All Things in Common: The Economic Practices of the Early Christians.
Roman A. Montero, 2017
By their economic practises the Early Christians discovered in Jesus’ life and teachings the corrective to the gross inequalities of the Roman Empire. Global Warming, a product of current economic policies poses a much greater moral challenge of gross inequality.
Is the answer to be found in “All Things in Common” with its striking parallels to the “communism of the apostles” passages in Acts 2:42-47 and 4:32-37, which tells of how early Christians built “social relationships” to solve their problems of discrimination, poverty and dispossession in the violent multi-ethnic world of the first century Roman Empire?
Citing sources ranging from the Qumran scrolls to the North African apologist Tertullian to the Roman satirist Lucian, “All Things in Common” reconstructs the economic practices of the early Christians to reveal that Acts 2:42-47 and 4:32-37 describes a long-term, widespread set of practices that were taken seriously.
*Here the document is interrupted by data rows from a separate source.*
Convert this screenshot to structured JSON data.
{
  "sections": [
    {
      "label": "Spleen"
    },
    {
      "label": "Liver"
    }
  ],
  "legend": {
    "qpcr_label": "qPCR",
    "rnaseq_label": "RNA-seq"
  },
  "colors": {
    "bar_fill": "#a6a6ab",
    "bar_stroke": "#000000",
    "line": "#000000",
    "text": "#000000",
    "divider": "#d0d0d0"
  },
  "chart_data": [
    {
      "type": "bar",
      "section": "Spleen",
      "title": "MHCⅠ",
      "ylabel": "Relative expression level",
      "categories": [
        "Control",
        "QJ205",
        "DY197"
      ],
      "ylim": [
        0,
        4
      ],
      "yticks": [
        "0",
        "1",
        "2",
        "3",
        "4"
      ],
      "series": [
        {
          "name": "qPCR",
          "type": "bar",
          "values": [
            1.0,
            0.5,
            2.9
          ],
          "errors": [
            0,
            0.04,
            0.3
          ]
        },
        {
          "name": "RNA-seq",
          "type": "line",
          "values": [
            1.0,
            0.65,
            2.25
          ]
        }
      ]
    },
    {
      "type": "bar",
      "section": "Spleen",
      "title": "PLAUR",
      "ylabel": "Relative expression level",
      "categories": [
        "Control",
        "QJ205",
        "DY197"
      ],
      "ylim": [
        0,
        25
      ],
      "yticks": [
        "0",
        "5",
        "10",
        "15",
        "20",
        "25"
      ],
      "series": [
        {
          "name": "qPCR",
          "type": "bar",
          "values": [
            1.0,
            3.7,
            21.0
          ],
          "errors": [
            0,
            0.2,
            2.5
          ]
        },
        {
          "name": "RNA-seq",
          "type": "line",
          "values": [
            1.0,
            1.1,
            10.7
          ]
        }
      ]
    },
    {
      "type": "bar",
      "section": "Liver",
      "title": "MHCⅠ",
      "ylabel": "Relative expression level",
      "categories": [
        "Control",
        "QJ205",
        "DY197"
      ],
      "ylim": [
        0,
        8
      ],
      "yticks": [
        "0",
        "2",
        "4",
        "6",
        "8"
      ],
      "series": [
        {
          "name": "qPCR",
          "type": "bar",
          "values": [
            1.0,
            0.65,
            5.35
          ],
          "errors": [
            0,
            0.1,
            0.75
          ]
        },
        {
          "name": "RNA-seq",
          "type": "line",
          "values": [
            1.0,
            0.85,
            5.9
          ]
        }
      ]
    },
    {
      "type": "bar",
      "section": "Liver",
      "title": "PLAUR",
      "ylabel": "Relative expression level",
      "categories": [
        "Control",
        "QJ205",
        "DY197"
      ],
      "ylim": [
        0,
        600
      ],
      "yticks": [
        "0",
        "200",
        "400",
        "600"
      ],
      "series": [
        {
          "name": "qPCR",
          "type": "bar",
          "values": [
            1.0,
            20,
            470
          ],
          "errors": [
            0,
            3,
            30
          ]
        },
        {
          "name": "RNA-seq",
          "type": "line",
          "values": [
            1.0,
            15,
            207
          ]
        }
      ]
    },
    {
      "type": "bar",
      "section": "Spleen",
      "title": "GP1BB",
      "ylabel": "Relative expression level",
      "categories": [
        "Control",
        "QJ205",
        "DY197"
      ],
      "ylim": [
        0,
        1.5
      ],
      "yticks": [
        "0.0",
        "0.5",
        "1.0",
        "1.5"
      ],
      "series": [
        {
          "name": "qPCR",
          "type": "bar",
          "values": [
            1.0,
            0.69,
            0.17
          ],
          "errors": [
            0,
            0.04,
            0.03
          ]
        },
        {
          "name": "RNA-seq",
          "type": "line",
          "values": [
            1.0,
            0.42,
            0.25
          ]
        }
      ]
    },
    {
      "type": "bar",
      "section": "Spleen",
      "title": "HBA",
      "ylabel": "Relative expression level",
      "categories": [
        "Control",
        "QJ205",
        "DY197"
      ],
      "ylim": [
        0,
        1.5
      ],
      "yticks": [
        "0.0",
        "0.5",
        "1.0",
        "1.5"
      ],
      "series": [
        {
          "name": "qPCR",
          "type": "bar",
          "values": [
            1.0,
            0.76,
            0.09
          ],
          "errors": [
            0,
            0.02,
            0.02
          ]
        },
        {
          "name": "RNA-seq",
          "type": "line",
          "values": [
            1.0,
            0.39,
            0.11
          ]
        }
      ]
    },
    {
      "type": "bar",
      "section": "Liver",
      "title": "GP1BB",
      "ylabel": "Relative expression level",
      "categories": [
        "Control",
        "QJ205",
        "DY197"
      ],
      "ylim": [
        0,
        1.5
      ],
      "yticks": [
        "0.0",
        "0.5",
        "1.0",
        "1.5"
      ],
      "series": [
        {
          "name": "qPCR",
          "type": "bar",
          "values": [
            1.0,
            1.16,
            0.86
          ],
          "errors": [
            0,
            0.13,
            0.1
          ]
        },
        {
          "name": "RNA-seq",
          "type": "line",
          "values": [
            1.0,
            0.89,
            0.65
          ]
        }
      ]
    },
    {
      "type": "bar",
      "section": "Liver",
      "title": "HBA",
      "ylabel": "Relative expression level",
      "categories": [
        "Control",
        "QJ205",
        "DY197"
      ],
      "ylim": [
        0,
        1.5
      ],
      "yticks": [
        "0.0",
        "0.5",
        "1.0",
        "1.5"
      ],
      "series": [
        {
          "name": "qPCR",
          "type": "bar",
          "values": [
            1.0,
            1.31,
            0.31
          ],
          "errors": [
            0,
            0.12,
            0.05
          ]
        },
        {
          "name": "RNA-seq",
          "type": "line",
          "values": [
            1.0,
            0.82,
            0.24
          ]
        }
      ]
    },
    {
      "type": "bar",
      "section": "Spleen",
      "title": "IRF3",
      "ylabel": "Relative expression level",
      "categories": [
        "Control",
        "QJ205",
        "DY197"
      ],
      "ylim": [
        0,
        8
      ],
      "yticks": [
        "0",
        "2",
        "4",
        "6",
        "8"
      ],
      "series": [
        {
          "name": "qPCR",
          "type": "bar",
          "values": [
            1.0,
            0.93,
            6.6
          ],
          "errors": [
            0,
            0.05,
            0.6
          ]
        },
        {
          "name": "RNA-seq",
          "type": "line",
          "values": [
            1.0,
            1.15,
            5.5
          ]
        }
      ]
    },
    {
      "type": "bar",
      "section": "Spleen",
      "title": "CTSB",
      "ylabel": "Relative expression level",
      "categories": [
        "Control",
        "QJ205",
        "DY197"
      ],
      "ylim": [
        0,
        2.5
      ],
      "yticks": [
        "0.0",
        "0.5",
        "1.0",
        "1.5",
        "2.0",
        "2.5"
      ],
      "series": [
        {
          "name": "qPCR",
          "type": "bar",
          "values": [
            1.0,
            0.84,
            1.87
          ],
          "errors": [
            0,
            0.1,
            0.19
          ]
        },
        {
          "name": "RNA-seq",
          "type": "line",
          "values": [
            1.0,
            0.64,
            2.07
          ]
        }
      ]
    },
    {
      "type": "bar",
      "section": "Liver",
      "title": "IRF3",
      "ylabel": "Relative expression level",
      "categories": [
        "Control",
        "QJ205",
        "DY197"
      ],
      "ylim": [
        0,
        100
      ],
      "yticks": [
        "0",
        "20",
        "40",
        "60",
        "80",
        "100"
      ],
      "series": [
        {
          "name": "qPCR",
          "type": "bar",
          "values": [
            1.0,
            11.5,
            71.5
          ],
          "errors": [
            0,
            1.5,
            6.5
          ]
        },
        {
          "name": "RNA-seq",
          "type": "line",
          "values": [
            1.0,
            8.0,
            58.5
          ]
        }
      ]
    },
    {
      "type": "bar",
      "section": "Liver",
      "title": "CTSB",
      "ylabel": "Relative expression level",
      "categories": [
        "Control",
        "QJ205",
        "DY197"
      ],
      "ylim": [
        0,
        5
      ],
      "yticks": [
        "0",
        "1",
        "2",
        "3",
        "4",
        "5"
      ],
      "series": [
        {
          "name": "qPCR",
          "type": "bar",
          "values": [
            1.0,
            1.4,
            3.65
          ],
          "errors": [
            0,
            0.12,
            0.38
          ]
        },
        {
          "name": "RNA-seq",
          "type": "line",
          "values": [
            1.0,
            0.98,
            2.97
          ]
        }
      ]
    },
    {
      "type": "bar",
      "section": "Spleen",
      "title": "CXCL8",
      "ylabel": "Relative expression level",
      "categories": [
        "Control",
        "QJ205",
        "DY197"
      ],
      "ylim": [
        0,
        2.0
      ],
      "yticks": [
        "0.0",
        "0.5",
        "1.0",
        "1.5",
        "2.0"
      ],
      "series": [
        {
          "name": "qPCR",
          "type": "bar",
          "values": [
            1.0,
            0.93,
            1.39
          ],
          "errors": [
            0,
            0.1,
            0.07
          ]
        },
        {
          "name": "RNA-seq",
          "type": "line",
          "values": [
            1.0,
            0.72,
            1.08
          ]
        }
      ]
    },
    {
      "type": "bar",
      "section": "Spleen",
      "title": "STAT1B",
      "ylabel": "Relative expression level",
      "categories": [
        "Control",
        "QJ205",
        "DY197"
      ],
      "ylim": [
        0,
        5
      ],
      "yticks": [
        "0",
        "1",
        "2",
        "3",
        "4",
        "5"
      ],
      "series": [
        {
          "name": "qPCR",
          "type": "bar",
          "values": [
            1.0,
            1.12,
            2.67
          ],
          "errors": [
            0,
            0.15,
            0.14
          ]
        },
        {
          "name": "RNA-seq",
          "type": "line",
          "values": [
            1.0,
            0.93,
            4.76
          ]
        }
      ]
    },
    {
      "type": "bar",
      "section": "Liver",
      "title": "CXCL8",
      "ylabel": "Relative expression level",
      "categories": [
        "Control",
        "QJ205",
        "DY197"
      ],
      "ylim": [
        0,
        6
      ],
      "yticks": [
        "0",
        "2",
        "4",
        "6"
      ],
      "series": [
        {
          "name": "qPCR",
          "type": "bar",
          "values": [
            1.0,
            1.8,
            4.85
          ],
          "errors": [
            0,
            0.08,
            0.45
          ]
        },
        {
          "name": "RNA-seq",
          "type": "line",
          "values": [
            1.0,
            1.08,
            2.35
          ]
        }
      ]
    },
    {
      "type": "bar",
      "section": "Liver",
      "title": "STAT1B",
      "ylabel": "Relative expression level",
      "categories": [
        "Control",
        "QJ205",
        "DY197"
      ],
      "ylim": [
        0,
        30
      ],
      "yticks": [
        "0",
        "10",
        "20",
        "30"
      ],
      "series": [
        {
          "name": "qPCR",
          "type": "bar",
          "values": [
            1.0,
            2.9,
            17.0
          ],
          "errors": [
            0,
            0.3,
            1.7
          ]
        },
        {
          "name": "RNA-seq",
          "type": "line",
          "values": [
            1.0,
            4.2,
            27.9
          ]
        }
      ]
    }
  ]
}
Practises that significantly differentiated the early Christians from the pagan world of the Roman Empire. Even taking into account Judean and Hellenistic parallels, the origins of the practises for promoting the common good are traced back to the very life and teachings of Jesus of Nazareth and their brilliant exposition by Paul, revealed in his six authentic and seven pseudo letters.
This book will be of value to anyone interested in Christian history, and the insights it offers to the human construct of capitalism based on self-interest, which now threatens the very basis of the civilisation it has built. Is the climax to the apocalyptic eschatology of the Gospels to be found in “All things in Common”?